[time-nuts] What interrupts aging?
preilley_454 at comcast.net
Sun Feb 5 19:19:59 EST 2017
I am curious: is the quartz in a high quality quartz crystal perfect?
That is; is the
crystalline lattice perfect, without flaws or impurities? I assume
that the quartz is
grown in a furnace, can we grow perfect quartz crystals?
On 2/5/2017 6:31 PM, Bob Camp wrote:
> Aging can be caused by many things. Stress on the blank (and can and leads and plating and …) is one
> source. There are good reasons to believe that quartz vs metal stress can take > 1 month to settle out
> to the 90% level. Particle (think borders down to atoms) equilibrium inside the can is another source.
> Adsorption / desorption rates on many of the likely candidates also run out into the > 1 month range.

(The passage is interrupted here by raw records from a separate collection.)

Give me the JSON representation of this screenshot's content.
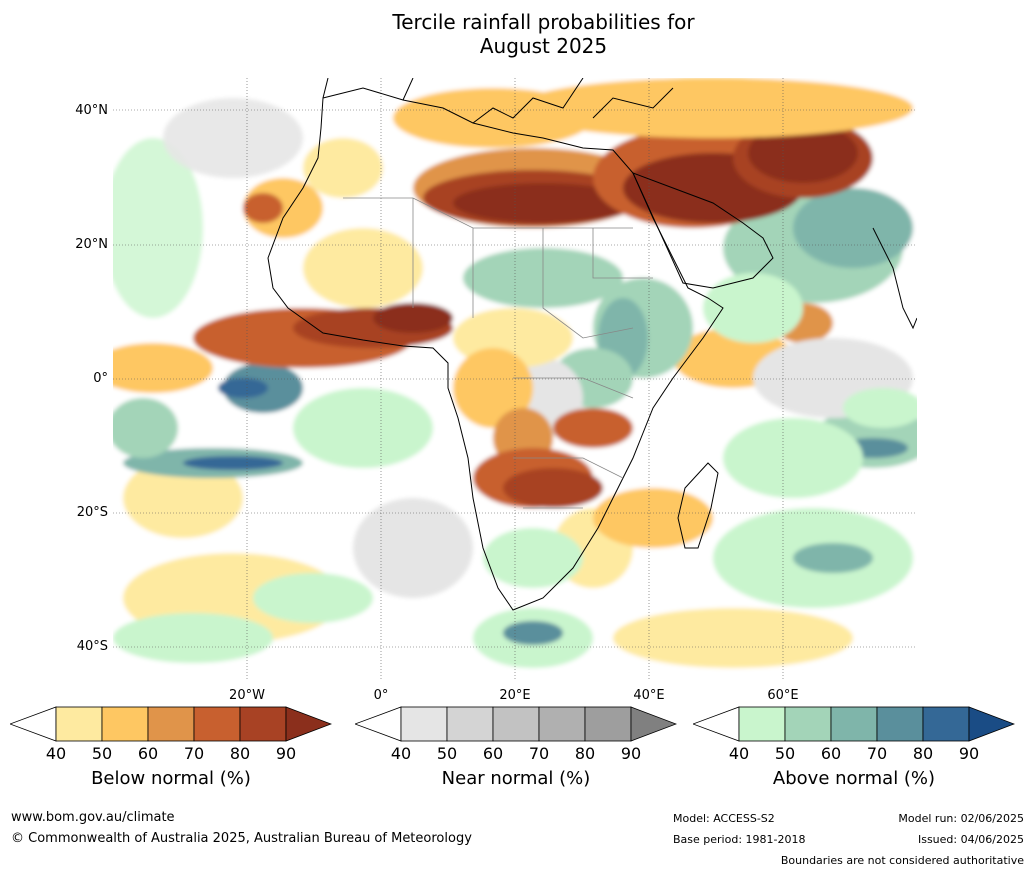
{
  "title_line1": "Tercile rainfall probabilities for",
  "title_line2": "August 2025",
  "lat_labels": [
    "40°N",
    "20°N",
    "0°",
    "20°S",
    "40°S"
  ],
  "lon_labels": [
    "20°W",
    "0°",
    "20°E",
    "40°E",
    "60°E"
  ],
  "colorbars": [
    {
      "label": "Below normal (%)",
      "ticks": [
        "40",
        "50",
        "60",
        "70",
        "80",
        "90"
      ],
      "colors": [
        "#ffffff",
        "#feeaa0",
        "#fec762",
        "#e0944a",
        "#c8602f",
        "#a84224",
        "#8b2f1c"
      ]
    },
    {
      "label": "Near normal (%)",
      "ticks": [
        "40",
        "50",
        "60",
        "70",
        "80",
        "90"
      ],
      "colors": [
        "#ffffff",
        "#e5e5e5",
        "#d4d4d4",
        "#c2c2c2",
        "#b0b0b0",
        "#9e9e9e",
        "#808080"
      ]
    },
    {
      "label": "Above normal (%)",
      "ticks": [
        "40",
        "50",
        "60",
        "70",
        "80",
        "90"
      ],
      "colors": [
        "#ffffff",
        "#c9f5cd",
        "#a3d4b8",
        "#7fb5aa",
        "#5a8f9c",
        "#346896",
        "#1a4c85"
      ]
    }
  ],
  "footer": {
    "website": "www.bom.gov.au/climate",
    "copyright": "© Commonwealth of Australia 2025, Australian Bureau of Meteorology",
    "model": "Model: ACCESS-S2",
    "base_period": "Base period: 1981-2018",
    "model_run": "Model run: 02/06/2025",
    "issued": "Issued: 04/06/2025",
    "disclaimer": "Boundaries are not considered authoritative"
  }
}
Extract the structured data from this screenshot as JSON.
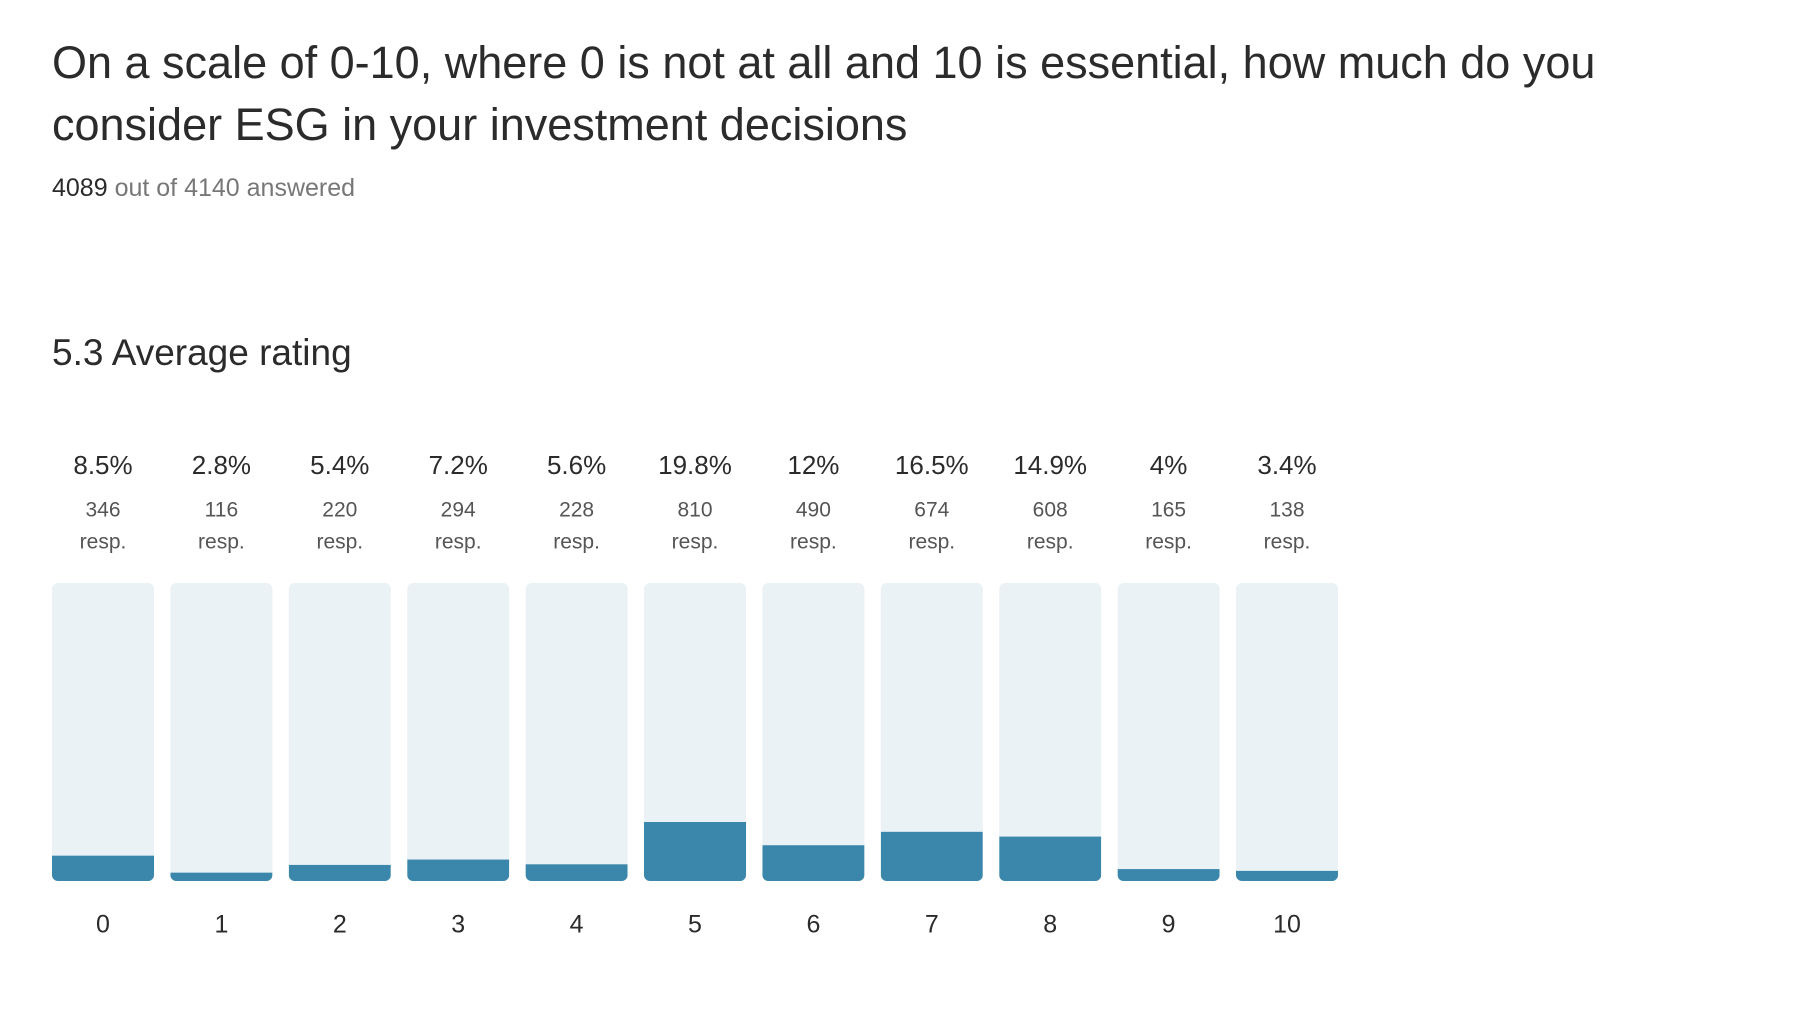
{
  "chart_data": {
    "type": "bar",
    "title": "On a scale of 0-10, where 0 is not at all and 10 is essential, how much do you consider ESG in your investment decisions",
    "answered_count": 4089,
    "answered_label": "out of 4140 answered",
    "average": 5.3,
    "average_label": "Average rating",
    "categories": [
      "0",
      "1",
      "2",
      "3",
      "4",
      "5",
      "6",
      "7",
      "8",
      "9",
      "10"
    ],
    "values": [
      8.5,
      2.8,
      5.4,
      7.2,
      5.6,
      19.8,
      12,
      16.5,
      14.9,
      4,
      3.4
    ],
    "value_labels": [
      "8.5%",
      "2.8%",
      "5.4%",
      "7.2%",
      "5.6%",
      "19.8%",
      "12%",
      "16.5%",
      "14.9%",
      "4%",
      "3.4%"
    ],
    "responses": [
      346,
      116,
      220,
      294,
      228,
      810,
      490,
      674,
      608,
      165,
      138
    ],
    "responses_unit": "resp.",
    "ylim": [
      0,
      100
    ],
    "color": "#3a87ab",
    "track_color": "#eaf2f6"
  }
}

> More or less — you can adsorb stuff in a few seconds that takes many weeks to desorb. Yes this is
> only the start of a very long list ….
> How long an interruption to stir things up? Does the oven go to full power after your interruption? If it
> does, things are likely to get tossed around and aging (or retrace or warmup or whatever you want to
> call it) is going to get going.
> Pile on top of this the fact that crystals are not the only thing that does aging like things. Capacitors
> have a fun characteristic known as dielectric absorption. Some (tantalums) have leakage that drops
> a LOT with time spent at temperature and voltage. Either way, bump the voltage and things move around
> for a while. Use the wrong caps and it can be quite a while.
> Next layer is keeping the OCXO at the same temperature. When a “normal” OCXO is sitting there on
> the bench, it’s in it’s own very specific temperate zone. Convection (and maybe other things) have acted
> over quite a while to set up that zone. Touch it / bump it / move it / blow on it …. you will change the
> temperature. Most likely you will change the gradient across the package. Rick wrote some papers
> back in the 90’s about why this really messes things up…. ( Again this is the start of a very long list …).
> It’s even longer if you have DAC’s and voltage references external to the OCXO.
> So yes, you can get aging a lot of ways. Knowing what is and what is not aging can get a bit complicated.
>> On Feb 5, 2017, at 3:11 PM, John Ackermann N8UR <jra at febo.com> wrote:
>> We know of OCXO that have been continuously running for years and have exceptional aging, supposedly as a result.
>> What does it take to interrupt that? A momentary loss of power? The oven cooling down? Some long period of off-time? Or, once the oscillator has baked in will it return to that low aging once it has been powered up and thermally stabilized?